Situações assim não são somente originárias de terras americanas, aqui no Brasil mesmo tivemos o triste incidente em Suzano, São Paulo, em março de 2019. Guilherme Taucci e Luiz Henrique de Castro realizaram esse ato criminoso com nuances bastante similares ao Massacre de Columbine. Planejaram, reuniram armamentos e se trajaram para realizar essa missão macabra que iniciou nas ruas com o assassinato do tio de Guilherme terminando na Escola Estadual Professor Raul Brasil com o saldo de 10 mortes, incluindo a deles mesmos. Foi considerado o oitavo episódio registrado nos territórios nacionais e o que chamou bastante a atenção foi o histórico dos assassinos, ambos eram ex-alunos da instituição; nas redes sociais o rapaz, Guilherme, aparecia trajado com roupa furtiva, máscara de caveira, armado e anunciando que ia fazer algo de muito errado. Onde seus pais estavam? Quem eram os responsáveis por eles que não lhes davam a devida atenção? Entre os motivos listados pelas investigações estão o bullying, o isolamento social, um desejo de superar os números do Massacre de Columbine e um pacto sinistro revelado depois de que cada um iria matar um desafeto seu, matar os estudantes e, para depois, se suicidarem. E uma quase coincidência sinistra existe entre este caso e o clipe do Pearl Jam: as ações aconteceram em horários semelhantes; no clipe tudo aconteceu às 09:45h de uma terça-feira e em Suzano, foi às 09:30h de uma quarta-feira.

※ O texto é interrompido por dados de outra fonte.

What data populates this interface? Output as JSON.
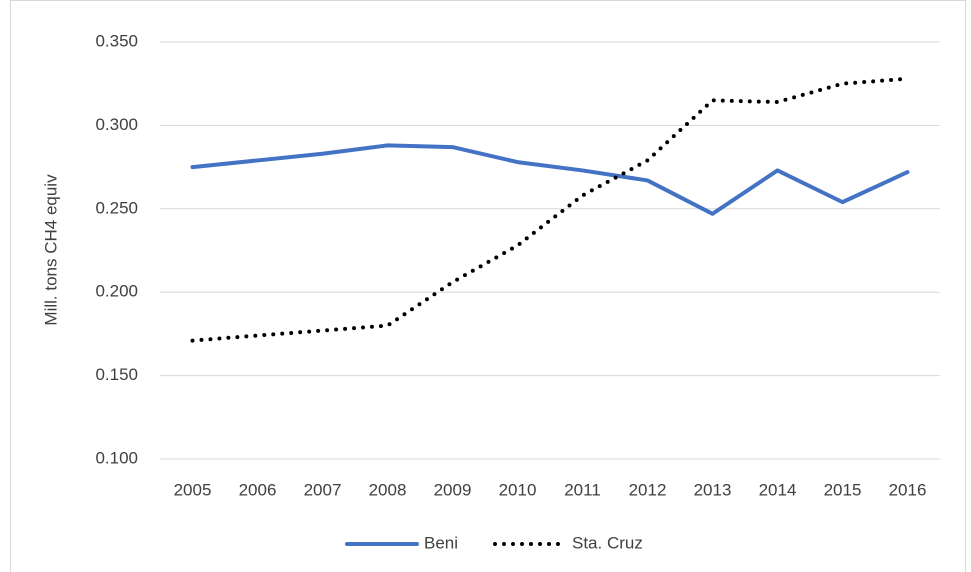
{
  "chart_data": {
    "type": "line",
    "y_label": "Mill. tons CH4 equiv",
    "categories": [
      "2005",
      "2006",
      "2007",
      "2008",
      "2009",
      "2010",
      "2011",
      "2012",
      "2013",
      "2014",
      "2015",
      "2016"
    ],
    "series": [
      {
        "name": "Beni",
        "color": "#4472c4",
        "line_style": "solid",
        "values": [
          0.275,
          0.279,
          0.283,
          0.288,
          0.287,
          0.278,
          0.273,
          0.267,
          0.247,
          0.273,
          0.254,
          0.272
        ]
      },
      {
        "name": "Sta. Cruz",
        "color": "#000000",
        "line_style": "dotted",
        "values": [
          0.171,
          0.174,
          0.177,
          0.18,
          0.206,
          0.228,
          0.258,
          0.279,
          0.315,
          0.314,
          0.325,
          0.328
        ]
      }
    ],
    "ylim": [
      0.1,
      0.35
    ],
    "yticks": [
      {
        "value": 0.1,
        "label": "0.100"
      },
      {
        "value": 0.15,
        "label": "0.150"
      },
      {
        "value": 0.2,
        "label": "0.200"
      },
      {
        "value": 0.25,
        "label": "0.250"
      },
      {
        "value": 0.3,
        "label": "0.300"
      },
      {
        "value": 0.35,
        "label": "0.350"
      }
    ],
    "grid": true,
    "legend": "bottom"
  }
}
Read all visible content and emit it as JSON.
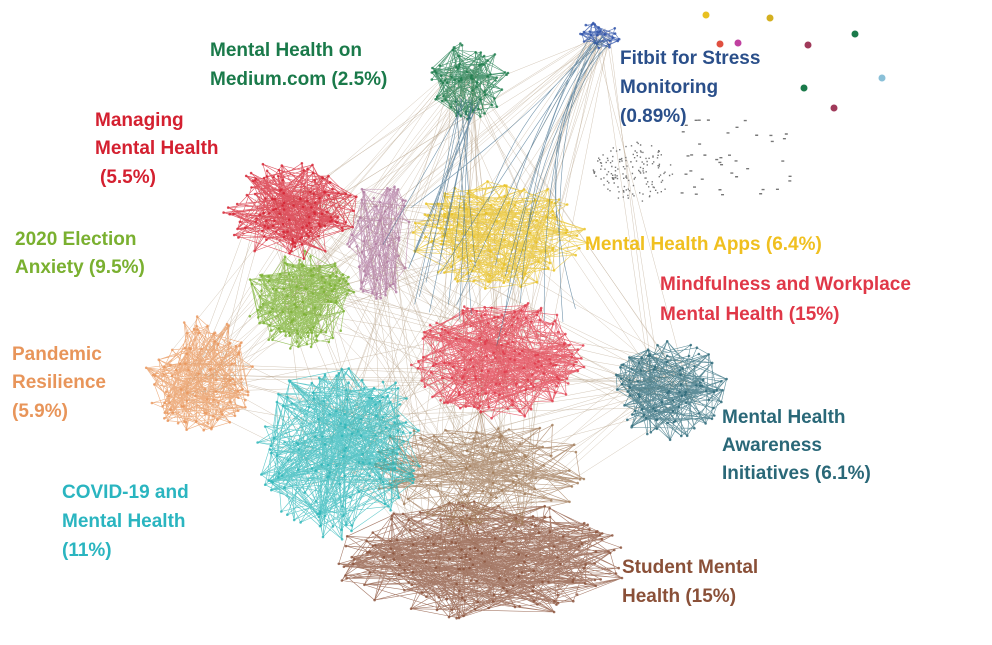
{
  "labels": [
    {
      "lines": [
        "Mental Health on",
        "Medium.com (2.5%)"
      ]
    },
    {
      "lines": [
        "Fitbit for Stress",
        "Monitoring",
        "(0.89%)"
      ]
    },
    {
      "lines": [
        "Managing",
        "Mental Health",
        "(5.5%)"
      ]
    },
    {
      "lines": [
        "2020 Election",
        "Anxiety (9.5%)"
      ]
    },
    {
      "lines": [
        "Pandemic",
        "Resilience",
        "(5.9%)"
      ]
    },
    {
      "lines": [
        "COVID-19 and",
        "Mental Health",
        "(11%)"
      ]
    },
    {
      "lines": [
        "Mental Health Apps (6.4%)"
      ]
    },
    {
      "lines": [
        "Mindfulness and Workplace",
        "Mental Health (15%)"
      ]
    },
    {
      "lines": [
        "Mental Health",
        "Awareness",
        "Initiatives (6.1%)"
      ]
    },
    {
      "lines": [
        "Student Mental",
        "Health (15%)"
      ]
    }
  ]
}
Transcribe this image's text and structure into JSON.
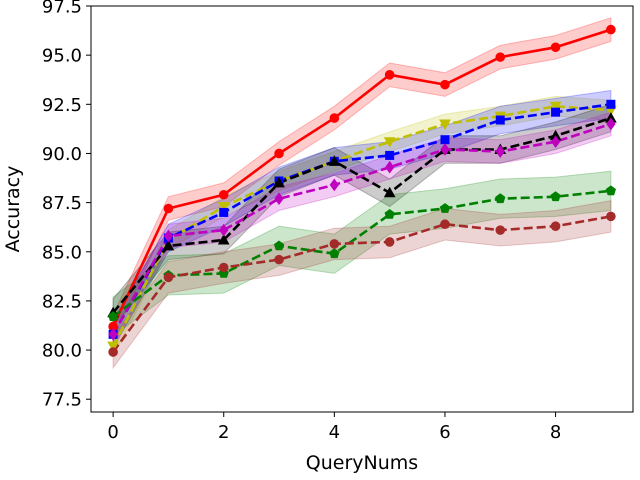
{
  "chart_data": {
    "type": "line",
    "title": "",
    "xlabel": "QueryNums",
    "ylabel": "Accuracy",
    "xlim": [
      -0.4,
      9.4
    ],
    "ylim": [
      76.85,
      97.5
    ],
    "xticks": [
      0,
      2,
      4,
      6,
      8
    ],
    "yticks": [
      77.5,
      80.0,
      82.5,
      85.0,
      87.5,
      90.0,
      92.5,
      95.0,
      97.5
    ],
    "ytick_labels": [
      "77.5",
      "80.0",
      "82.5",
      "85.0",
      "87.5",
      "90.0",
      "92.5",
      "95.0",
      "97.5"
    ],
    "grid": false,
    "legend": "none",
    "x": [
      0,
      1,
      2,
      3,
      4,
      5,
      6,
      7,
      8,
      9
    ],
    "series": [
      {
        "color": "#ff0000",
        "linestyle": "solid",
        "marker": "circle",
        "values": [
          81.2,
          87.2,
          87.9,
          90.0,
          91.8,
          94.0,
          93.5,
          94.9,
          95.4,
          96.3
        ],
        "band": 0.6
      },
      {
        "color": "#bfbf00",
        "linestyle": "dashed",
        "marker": "triangle-down",
        "values": [
          80.2,
          85.6,
          87.3,
          88.6,
          89.6,
          90.6,
          91.5,
          91.9,
          92.4,
          92.2
        ],
        "band": 0.5
      },
      {
        "color": "#0000ff",
        "linestyle": "dashed",
        "marker": "square",
        "values": [
          80.8,
          85.7,
          87.0,
          88.6,
          89.6,
          89.9,
          90.7,
          91.7,
          92.1,
          92.5
        ],
        "band": 0.7
      },
      {
        "color": "#000000",
        "linestyle": "dashed",
        "marker": "triangle-up",
        "values": [
          81.9,
          85.3,
          85.6,
          88.5,
          89.6,
          88.0,
          90.2,
          90.2,
          90.9,
          91.8
        ],
        "band": 0.7
      },
      {
        "color": "#bf00bf",
        "linestyle": "dashed",
        "marker": "diamond",
        "values": [
          80.8,
          85.8,
          86.1,
          87.7,
          88.4,
          89.3,
          90.2,
          90.1,
          90.6,
          91.5
        ],
        "band": 0.6
      },
      {
        "color": "#008000",
        "linestyle": "dashed",
        "marker": "pentagon",
        "values": [
          81.7,
          83.8,
          83.9,
          85.3,
          84.9,
          86.9,
          87.2,
          87.7,
          87.8,
          88.1
        ],
        "band": 1.0
      },
      {
        "color": "#a52a2a",
        "linestyle": "dashed",
        "marker": "circle",
        "values": [
          79.9,
          83.7,
          84.2,
          84.6,
          85.4,
          85.5,
          86.4,
          86.1,
          86.3,
          86.8
        ],
        "band": 0.8
      }
    ]
  }
}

Muitos procuraram culpar o vício em videogames como um dos principais motivos para eles terem chegado a esse ponto. Temos jogos como Death Race, Mortal Kombat, Death Strike entre tantos outros cujo objetivo não é só derrotar um adversário, é acabar com ele definitivamente, porém diversos estudos provaram que games não incitam comportamentos violentos, o problema está lá dentro, enraizado no cerne do indivíduo, não foi o jogo que mandou ele sair armado e detonar geral, a mente problemática é que deveria ser analisada e tratada antes de cometer atos de atrocidade e existem sinais de comportamento que demonstram isso. A criação, a educação de maneira mais próxima e cuidadosa pode identificar quando algo não vai bem, mas o interesse maior em resolver os próprios problemas de suas vidas cotidianas afastam os pais e responsáveis das crianças que precisam de uma atenção maior que acabam não vendo outra opção para chamar a atenção do mundo do que fazendo uma grande besteira.

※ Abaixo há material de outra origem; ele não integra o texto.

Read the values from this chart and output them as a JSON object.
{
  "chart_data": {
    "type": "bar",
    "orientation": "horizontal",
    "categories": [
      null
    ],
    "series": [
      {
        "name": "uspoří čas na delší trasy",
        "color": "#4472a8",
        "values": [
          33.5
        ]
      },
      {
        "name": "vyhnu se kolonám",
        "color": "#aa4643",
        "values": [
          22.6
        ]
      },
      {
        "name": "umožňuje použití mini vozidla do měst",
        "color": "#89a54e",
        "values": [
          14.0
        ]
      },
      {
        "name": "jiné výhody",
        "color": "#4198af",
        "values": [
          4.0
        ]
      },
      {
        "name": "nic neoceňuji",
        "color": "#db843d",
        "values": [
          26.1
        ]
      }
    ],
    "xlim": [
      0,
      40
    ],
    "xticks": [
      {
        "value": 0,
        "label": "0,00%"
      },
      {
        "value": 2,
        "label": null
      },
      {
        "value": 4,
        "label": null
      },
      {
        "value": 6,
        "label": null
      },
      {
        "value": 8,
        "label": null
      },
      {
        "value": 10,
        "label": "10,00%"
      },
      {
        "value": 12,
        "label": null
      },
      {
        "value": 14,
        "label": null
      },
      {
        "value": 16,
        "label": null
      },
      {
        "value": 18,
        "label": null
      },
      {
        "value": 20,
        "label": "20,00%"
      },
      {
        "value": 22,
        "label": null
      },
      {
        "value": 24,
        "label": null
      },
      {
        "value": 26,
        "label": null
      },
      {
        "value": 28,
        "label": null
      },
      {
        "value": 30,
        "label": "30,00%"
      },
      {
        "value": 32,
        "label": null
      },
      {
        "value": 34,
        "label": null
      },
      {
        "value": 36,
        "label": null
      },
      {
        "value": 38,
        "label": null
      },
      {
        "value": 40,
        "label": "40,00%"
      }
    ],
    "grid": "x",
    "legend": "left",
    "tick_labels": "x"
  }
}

Cresci gostando de jogos dos mais variados tipos, filmes de suspense e terror, tudo para fazer a adrenalina subir e, mesmo assim, não peguei uma arma e saí detonando geral, uma criação apropriada te faz entender que existe um limite entre a diversão e a atrocidade. Jeremy se matou por ninguém ter lhe dado atenção suficiente, Kevin matou apenas por sentir que deveria, o caso de Columbine não tem uma explicação exata até hoje, a investigação disse que os rapazes tinham diários pessoais onde relatavam que desejavam realizar um ataque como o acontecido em Oklahoma City nos anos 90 e os assassinos de Suzano, segundo entrevistados que os conheceram, compartilhavam históricos de bullying e registros nos seus perfis de apoio ao uso de armas e jogos violentos. Todos tinham problemas em comum, será que em algum momento apelaram por uma saída? Pediram ajuda e ninguém ouviu?

São perguntas que ficarão sem resposta, pois tanto nos casos reais ou nos fictícios como os que me inspiraram esse texto, os únicos que poderiam responder ou estão mortos ou estão catatônicos. Talvez o que o mundo precise mais de pais que vivam com os filhos, que andem mais com eles, do que simplesmente tentar lhes comprar o mundo para que possam satisfazer seus desejos egoístas, dormir em paz e acreditar que estão fazendo um bom trabalho.

Assim, quem sabe, massacres como esses não fiquem somente na ficção e nos videogames?